In this regard Singapore has had rocket ship performance going from a nondescript Asian entrepôt in 1965 to an advanced industrial nation by the new millennium, so it is doubly interesting to hear Singapore's long time leader Lee Kuan Yew talk not only about Singapore, but also world development in general.

The inevitable focus is on China and the USA with this short book covering a lot of ground.

Basically he's a pragmatist who sees Western democracy as failing. As he says, "Westerners have abandoned an ethical basis for society believing that all problems (post WW2)are solvable by good government". He calls it, "The erosion of the moral underpinnings of a society and the diminution of personal responsibility" and he even goes further saying that, "Multiculturalism will destroy America." as society loses its identity and fractures.

It's not that he doesn't see benefits in multiculturalism.

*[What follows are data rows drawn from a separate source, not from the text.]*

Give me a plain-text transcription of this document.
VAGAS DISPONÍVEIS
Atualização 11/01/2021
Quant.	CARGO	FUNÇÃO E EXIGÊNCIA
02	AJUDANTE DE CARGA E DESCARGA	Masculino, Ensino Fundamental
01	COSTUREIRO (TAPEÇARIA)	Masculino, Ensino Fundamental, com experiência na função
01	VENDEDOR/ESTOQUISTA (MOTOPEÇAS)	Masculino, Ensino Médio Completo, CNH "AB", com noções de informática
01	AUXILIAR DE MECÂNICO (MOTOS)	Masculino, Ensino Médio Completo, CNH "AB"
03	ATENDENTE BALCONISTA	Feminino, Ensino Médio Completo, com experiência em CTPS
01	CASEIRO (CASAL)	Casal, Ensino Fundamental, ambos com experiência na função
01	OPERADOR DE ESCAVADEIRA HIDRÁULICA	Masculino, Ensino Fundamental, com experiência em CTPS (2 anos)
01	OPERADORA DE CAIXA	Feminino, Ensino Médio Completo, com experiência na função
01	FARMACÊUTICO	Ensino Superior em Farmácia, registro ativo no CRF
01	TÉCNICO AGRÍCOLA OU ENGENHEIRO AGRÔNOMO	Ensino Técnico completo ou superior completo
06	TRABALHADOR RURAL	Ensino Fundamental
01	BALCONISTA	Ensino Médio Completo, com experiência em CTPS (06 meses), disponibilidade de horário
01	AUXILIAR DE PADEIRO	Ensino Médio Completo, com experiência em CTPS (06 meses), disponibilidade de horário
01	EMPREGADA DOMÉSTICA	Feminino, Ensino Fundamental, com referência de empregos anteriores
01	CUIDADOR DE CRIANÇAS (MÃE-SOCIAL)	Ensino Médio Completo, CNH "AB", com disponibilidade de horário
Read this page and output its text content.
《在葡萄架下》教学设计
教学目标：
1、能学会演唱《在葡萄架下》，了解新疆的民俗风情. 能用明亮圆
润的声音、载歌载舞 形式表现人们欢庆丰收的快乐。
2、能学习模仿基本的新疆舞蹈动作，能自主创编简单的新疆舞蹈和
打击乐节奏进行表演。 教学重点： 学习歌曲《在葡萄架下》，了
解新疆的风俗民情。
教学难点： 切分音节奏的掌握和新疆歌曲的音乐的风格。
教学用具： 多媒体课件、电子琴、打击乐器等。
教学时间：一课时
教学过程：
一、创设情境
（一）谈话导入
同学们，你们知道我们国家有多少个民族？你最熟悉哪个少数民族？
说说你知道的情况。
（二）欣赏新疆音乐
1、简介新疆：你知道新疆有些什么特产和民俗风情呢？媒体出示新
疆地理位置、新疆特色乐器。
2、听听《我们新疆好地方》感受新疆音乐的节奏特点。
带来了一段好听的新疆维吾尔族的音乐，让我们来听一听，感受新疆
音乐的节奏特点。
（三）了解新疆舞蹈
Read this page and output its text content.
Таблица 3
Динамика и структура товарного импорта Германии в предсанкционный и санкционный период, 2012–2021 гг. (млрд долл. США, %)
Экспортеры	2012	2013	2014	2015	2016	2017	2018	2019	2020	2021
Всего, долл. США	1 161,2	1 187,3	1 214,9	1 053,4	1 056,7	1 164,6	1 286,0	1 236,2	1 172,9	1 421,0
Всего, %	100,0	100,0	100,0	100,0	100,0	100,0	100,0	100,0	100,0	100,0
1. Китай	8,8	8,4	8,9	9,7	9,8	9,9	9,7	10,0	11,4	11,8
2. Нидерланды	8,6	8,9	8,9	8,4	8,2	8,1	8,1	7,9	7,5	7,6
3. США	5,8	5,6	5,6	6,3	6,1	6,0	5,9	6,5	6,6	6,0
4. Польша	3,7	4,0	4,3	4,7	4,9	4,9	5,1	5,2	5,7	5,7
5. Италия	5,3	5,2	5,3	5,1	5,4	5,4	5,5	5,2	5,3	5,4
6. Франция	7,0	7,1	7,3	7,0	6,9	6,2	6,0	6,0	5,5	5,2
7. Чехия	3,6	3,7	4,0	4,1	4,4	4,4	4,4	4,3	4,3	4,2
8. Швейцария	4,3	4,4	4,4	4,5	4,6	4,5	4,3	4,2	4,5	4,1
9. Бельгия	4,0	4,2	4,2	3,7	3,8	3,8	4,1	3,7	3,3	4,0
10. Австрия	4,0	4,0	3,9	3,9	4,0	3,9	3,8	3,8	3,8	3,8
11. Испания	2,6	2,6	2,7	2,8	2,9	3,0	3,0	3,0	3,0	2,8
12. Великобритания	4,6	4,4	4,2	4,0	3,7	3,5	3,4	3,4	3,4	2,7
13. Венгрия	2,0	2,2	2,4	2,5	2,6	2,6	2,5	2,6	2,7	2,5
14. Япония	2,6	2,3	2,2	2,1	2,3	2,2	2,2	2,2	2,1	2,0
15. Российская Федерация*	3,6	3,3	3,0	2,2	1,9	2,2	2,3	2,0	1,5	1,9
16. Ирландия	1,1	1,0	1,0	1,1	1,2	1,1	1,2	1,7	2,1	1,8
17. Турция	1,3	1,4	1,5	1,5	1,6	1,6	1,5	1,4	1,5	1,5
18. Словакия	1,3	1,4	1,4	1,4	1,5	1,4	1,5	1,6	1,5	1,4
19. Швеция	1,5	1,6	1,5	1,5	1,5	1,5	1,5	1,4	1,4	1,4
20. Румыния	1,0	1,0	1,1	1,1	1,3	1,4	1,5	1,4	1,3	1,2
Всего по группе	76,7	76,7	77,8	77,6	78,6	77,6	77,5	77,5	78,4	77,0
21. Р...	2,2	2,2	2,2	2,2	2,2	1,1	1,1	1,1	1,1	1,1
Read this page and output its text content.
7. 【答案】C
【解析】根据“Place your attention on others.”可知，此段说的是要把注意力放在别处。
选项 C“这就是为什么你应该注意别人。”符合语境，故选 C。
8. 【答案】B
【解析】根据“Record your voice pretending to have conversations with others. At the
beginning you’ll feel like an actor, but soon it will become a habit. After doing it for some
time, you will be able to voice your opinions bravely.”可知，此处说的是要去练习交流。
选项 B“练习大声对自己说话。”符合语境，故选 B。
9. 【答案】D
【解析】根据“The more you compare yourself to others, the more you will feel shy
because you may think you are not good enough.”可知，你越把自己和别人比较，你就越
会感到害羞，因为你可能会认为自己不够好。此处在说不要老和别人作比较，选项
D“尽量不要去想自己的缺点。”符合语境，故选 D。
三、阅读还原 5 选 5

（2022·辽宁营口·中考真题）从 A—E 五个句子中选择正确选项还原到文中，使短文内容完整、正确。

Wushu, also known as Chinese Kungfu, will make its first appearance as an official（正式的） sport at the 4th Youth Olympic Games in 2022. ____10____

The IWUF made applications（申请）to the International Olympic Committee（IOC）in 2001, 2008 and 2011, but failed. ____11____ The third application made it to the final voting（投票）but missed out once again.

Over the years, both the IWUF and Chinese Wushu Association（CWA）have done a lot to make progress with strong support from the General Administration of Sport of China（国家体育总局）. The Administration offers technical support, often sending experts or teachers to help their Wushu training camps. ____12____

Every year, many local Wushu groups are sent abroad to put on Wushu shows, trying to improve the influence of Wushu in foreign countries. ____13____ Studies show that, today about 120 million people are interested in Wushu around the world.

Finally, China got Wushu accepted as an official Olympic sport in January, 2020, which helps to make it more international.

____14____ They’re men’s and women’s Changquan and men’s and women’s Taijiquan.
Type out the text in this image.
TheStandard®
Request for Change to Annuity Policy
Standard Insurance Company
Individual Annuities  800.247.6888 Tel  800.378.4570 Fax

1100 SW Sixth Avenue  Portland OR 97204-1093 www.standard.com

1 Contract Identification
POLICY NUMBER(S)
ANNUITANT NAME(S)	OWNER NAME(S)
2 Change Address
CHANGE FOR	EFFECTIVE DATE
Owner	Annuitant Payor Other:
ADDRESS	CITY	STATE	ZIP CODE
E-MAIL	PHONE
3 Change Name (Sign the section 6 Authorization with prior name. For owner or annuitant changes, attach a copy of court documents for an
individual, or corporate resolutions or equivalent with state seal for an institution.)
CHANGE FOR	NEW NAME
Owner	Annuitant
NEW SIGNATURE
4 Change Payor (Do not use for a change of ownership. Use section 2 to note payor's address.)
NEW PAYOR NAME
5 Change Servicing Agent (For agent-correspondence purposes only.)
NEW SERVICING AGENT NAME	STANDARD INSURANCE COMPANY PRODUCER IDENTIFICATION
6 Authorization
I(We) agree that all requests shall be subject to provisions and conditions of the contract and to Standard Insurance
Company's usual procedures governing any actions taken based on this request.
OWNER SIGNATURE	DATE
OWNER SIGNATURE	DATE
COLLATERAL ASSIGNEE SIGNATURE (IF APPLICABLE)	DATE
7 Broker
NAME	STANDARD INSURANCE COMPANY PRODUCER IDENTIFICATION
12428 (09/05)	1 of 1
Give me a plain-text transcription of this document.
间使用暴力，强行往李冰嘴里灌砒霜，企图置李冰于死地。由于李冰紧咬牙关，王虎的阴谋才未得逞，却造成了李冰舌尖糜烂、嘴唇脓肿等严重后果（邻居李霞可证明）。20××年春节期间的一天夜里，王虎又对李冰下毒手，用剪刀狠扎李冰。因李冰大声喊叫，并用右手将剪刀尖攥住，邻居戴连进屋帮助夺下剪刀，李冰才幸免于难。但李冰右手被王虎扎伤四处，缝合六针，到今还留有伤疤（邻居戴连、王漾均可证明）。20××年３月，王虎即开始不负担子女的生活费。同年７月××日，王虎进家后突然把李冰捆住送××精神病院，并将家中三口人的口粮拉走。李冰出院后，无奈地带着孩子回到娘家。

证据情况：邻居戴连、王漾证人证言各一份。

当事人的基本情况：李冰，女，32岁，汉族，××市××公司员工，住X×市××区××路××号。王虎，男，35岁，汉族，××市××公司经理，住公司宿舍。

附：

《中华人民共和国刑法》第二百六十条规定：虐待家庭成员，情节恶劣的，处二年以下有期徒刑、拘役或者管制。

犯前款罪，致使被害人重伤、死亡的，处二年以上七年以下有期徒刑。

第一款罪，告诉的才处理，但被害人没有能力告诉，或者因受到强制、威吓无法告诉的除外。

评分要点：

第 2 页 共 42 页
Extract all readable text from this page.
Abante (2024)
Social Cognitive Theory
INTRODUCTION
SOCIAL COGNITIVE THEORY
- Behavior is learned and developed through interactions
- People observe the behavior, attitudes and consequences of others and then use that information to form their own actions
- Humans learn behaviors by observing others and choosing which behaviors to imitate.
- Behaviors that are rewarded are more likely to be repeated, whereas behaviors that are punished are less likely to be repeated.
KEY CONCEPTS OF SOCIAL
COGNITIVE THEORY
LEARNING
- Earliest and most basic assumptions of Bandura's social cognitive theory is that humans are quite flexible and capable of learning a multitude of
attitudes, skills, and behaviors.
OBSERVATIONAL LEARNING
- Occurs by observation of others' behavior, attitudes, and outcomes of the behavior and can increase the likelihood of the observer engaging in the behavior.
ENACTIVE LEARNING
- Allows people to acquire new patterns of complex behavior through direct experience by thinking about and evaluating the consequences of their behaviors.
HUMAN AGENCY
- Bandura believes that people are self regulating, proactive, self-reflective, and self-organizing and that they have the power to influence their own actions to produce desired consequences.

The US attracts top talent from around the world through an entrepreneurial culture, top universities and operating in the English language, but he suggests that multicultural projects must be carried out with great care such that new nationals become (in his case) Singaporeans first. To this end he limited Indian schools in Singapore since their Indian sentiment and cultural teaching inevitably undermined a primary loyalty to multi-ethnic but mono-cultural Singapore. It's a delicate balance and in the case of the US he sees it going wrong with the failure of the core Anglo cultural values of respect for family, country, thrift, hard work, scholarship and learning in the face of a new confused liberal multi-ethnic, counter-cultural identity.